NEW YORK — After 15 years of playing with design on a small scale by making jewelry, Jay Strongwater moved on to statement mirrors, fanciful figurines, ornate picture frames and even small furnishings — all bejeweled.
While the design vocabulary reflected by his earlier jewelry and in his products for the home is much the same, with hand-painted enamel an integral feature, the larger scale he now works in allows him to show off his creativity.
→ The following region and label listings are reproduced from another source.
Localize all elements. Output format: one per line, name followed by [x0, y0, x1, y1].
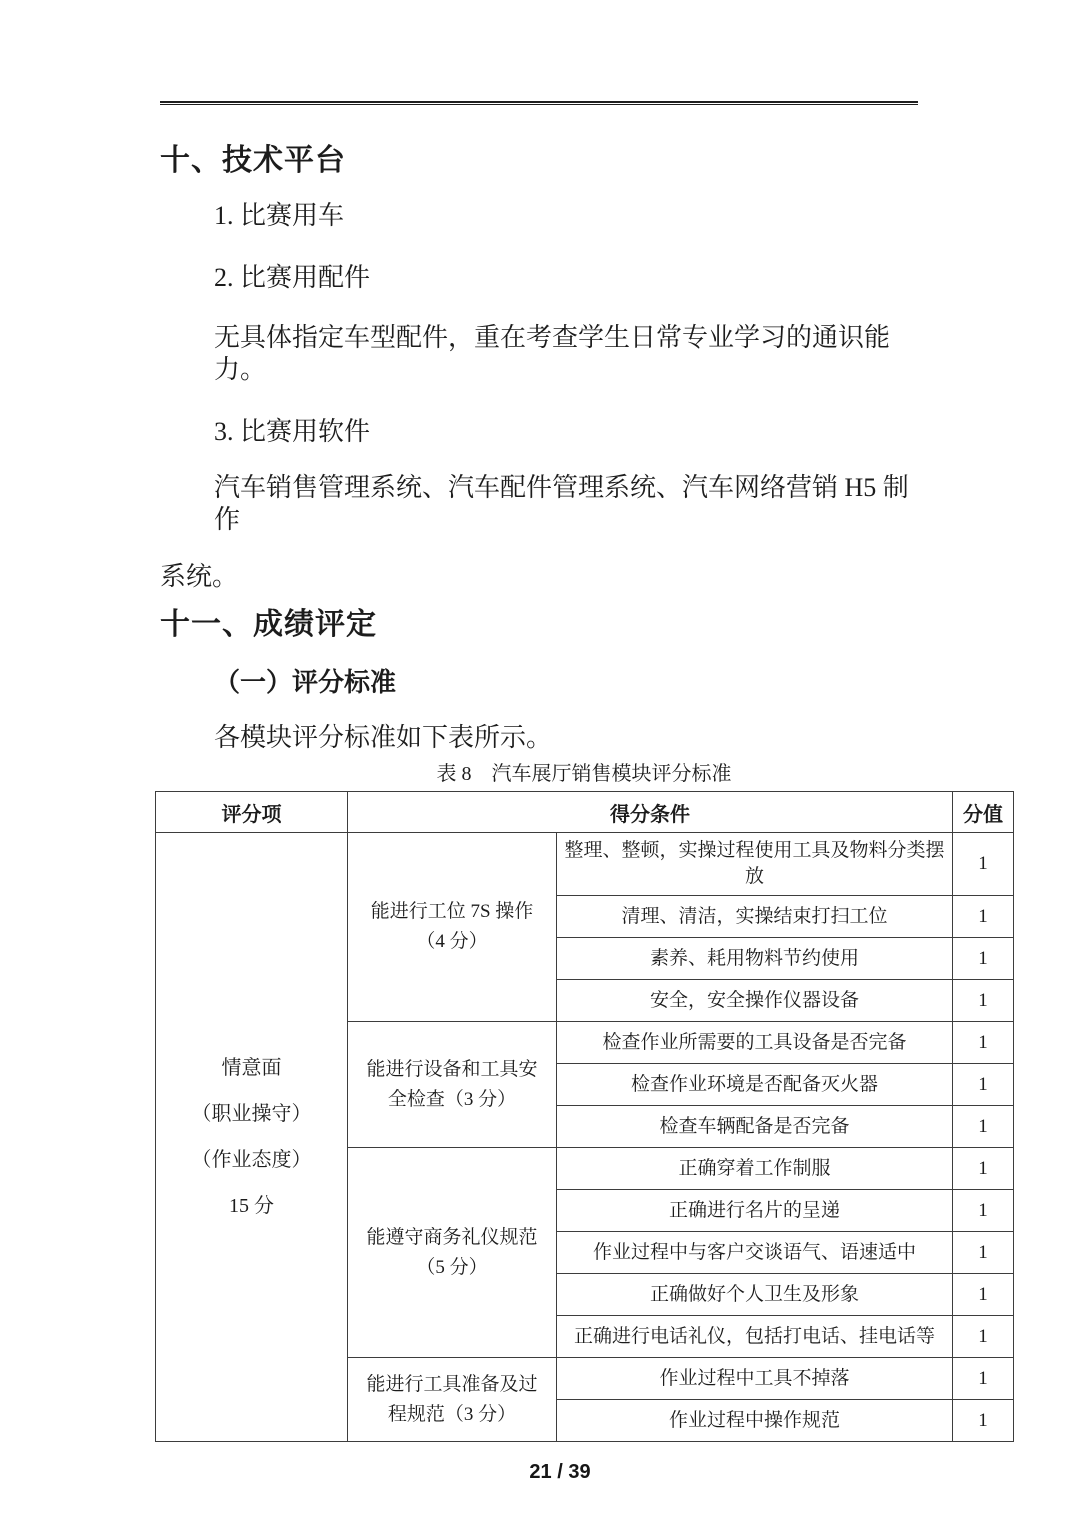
- table-caption: 表 8 汽车展厅销售模块评分标准: [436, 763, 732, 785]
- paragraph-software-line2: 系统。: [160, 562, 239, 591]
- category-line: （职业操守）: [191, 1103, 312, 1125]
- condition-cell: 检查车辆配备是否完备: [557, 1106, 953, 1148]
- score-cell: 1: [953, 1274, 1014, 1316]
- group-label-cell: 能进行工位 7S 操作（4 分）: [348, 833, 557, 1022]
- scoring-standard-table: [155, 791, 1014, 1442]
- column-header-condition: 得分条件: [348, 792, 953, 833]
- score-cell: 1: [953, 1064, 1014, 1106]
- sub-heading-scoring-standard: （一）评分标准: [214, 668, 397, 697]
- score-cell: 1: [953, 1358, 1014, 1400]
- score-cell: 1: [953, 833, 1014, 896]
- table-header-row: [156, 792, 1014, 833]
- score-cell: 1: [953, 1400, 1014, 1442]
- column-header-score: 分值: [953, 792, 1014, 833]
- condition-cell: 检查作业所需要的工具设备是否完备: [557, 1022, 953, 1064]
- score-cell: 1: [953, 1022, 1014, 1064]
- condition-cell: 整理、整顿，实操过程使用工具及物料分类摆放: [557, 833, 953, 896]
- score-cell: 1: [953, 980, 1014, 1022]
- condition-cell: 作业过程中工具不掉落: [557, 1358, 953, 1400]
- condition-cell: 正确进行电话礼仪，包括打电话、挂电话等: [557, 1316, 953, 1358]
- section-heading-score-evaluation: 十一、成绩评定: [160, 608, 377, 641]
- page-number: 21 / 39: [529, 1461, 591, 1483]
- condition-cell: 正确做好个人卫生及形象: [557, 1274, 953, 1316]
- score-cell: 1: [953, 1232, 1014, 1274]
- section-heading-tech-platform: 十、技术平台: [160, 144, 346, 177]
- paragraph-table-intro: 各模块评分标准如下表所示。: [214, 723, 553, 752]
- group-label-cell: 能进行工具准备及过程规范（3 分）: [348, 1358, 557, 1442]
- group-label-cell: 能进行设备和工具安全检查（3 分）: [348, 1022, 557, 1148]
- condition-cell: 安全，安全操作仪器设备: [557, 980, 953, 1022]
- category-line: 情意面: [221, 1057, 282, 1079]
- table-row: [156, 833, 1014, 896]
- condition-cell: 检查作业环境是否配备灭火器: [557, 1064, 953, 1106]
- score-cell: 1: [953, 938, 1014, 980]
- category-line: （作业态度）: [191, 1149, 312, 1171]
- score-cell: 1: [953, 1316, 1014, 1358]
- page-header-rule: [160, 101, 918, 105]
- list-item-race-software: 3. 比赛用软件: [214, 417, 371, 446]
- list-item-race-car: 1. 比赛用车: [214, 201, 345, 230]
- condition-cell: 正确穿着工作制服: [557, 1148, 953, 1190]
- category-line: 15 分: [229, 1195, 274, 1217]
- paragraph-parts-note: 无具体指定车型配件，重在考查学生日常专业学习的通识能力。: [214, 323, 891, 384]
- paragraph-software-line1: 汽车销售管理系统、汽车配件管理系统、汽车网络营销 H5 制作: [214, 473, 909, 534]
- condition-cell: 正确进行名片的呈递: [557, 1190, 953, 1232]
- column-header-item: 评分项: [156, 792, 348, 833]
- category-cell: [156, 833, 348, 1442]
- group-label-cell: 能遵守商务礼仪规范（5 分）: [348, 1148, 557, 1358]
- score-cell: 1: [953, 896, 1014, 938]
- score-cell: 1: [953, 1190, 1014, 1232]
- condition-cell: 清理、清洁，实操结束打扫工位: [557, 896, 953, 938]
- condition-cell: 作业过程中与客户交谈语气、语速适中: [557, 1232, 953, 1274]
- score-cell: 1: [953, 1148, 1014, 1190]
- condition-cell: 作业过程中操作规范: [557, 1400, 953, 1442]
- score-cell: 1: [953, 1106, 1014, 1148]
- condition-cell: 素养、耗用物料节约使用: [557, 938, 953, 980]
- list-item-race-parts: 2. 比赛用配件: [214, 263, 371, 292]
The Rhode Island School of Design-trained designer (American, b. 1960-) once contemplated working in fashion, but found his passion in metals and jewels. His contemporary luxury home furnishings earned appreciative audiences. His first piece was a bejeweled picture frame he made in 1995, using pieces from his jewelry collection. Within three years, items for the home were a core part of his business. Born Jay Feinberg, he decided to use his mother’s maiden name, Strongwater, for his business.
Known for his big and bold works, Strongwater is often inspired by walks in nature. Many of his pieces include animals, flowers, vines, butterflies and bees. “I’m fascinated by the idea of taking our everyday belongings and turning them into a beautiful collage of metal, enamel and sparkling Swarovski® crystals,” according to his website’s Our Story page.
Mirrors are a popular item within his oeuvre. They evoke the Art Nouveau era with their nature-inspired decoration but have a decidedly contemporary feel thanks to their enameling. Embracing a touch of whimsy is a 22in-tall enameled and jeweled mirror with butterflies and other insects, flowers and scrollwork, which made $4,100 plus the buyer’s premium in August 2017 at Bill Hood & Sons Art & Antique Auctions.
Jay Strongwater mirrors can range from whimsical creations in muted pastel tones to examples that are bold and striking, such as a bronze wildlife and floral square mirror that earned $3,250 plus the buyer’s premium in January 2021 at Hill Auction Gallery. Having multicolored polychrome enamel on the openwork bronze surround, the mirror features a plethora of butterflies, lizards, bees, frogs and flora, plus hand-set Swarovski crystals overall. Infusing light into a piece through these multifaceted crystals, Strongwater also uses them to complement and balance the glossy sheen of the enameling.
Also bold are Strongwater’s figurines and sculptures, which often showcase animals. He has fashioned a veritable zoo’s worth of animal figures, from bright blue macaws and butterflies to llamas, gorillas and whales. Of particular note is a jeweled aluminum bust of a tiger, dubbed Monroe, which was enameled and covered with more than 10,000 Swarovski crystals and set on a black marble base. An example of the Monroe tiger bust made $5,000 plus the buyer’s premium in May 2019 at Simpson Galleries, LLC.
Besides accessories, Strongwater also designs furniture — mostly coffee tables and side tables. Many are topped with glass to keep the focus on the intricate and curling iron frames of the table, from which individually cast leaves, flowers and a host of charming creatures are soldered on. An enameled and jeweled round-form Strongwater glass-top occasional table realized $3,500 plus the buyer’s premium in October 2018 at Abington Auction Gallery.
Strongwater is known for taking a traditional form, such as the mirror, table or vase, and giving it a different look. Candelabra are no exception. A highly stylized pair of wildlife and flora candelabra by Strongwater attained $3,500 plus the buyer’s premium in January 2021 at Hill Auction Gallery. Having three stems, these candelabra were lavishly decorated with roses, leaves, vines, and floral root forms hand-decorated in vivid enamel. Among the wildlife forms depicted were butterflies, bees, lizards, dragonflies and frogs. Like many of his pieces, it was then embellished with hundreds of hand-set Swarovski crystals.
Handcrafted at his New York studio or in his Rhode Island workshop, Jay Strongwater’s creations evoke glamour by uniting Swarovski crystals with colorful enameling and fine metalwork. Some pieces use more than 30 different colors of enamel. No detail is overlooked and each Strongwater design is elaborate and well-thought-out, yet clearly inspired by real flora and fauna.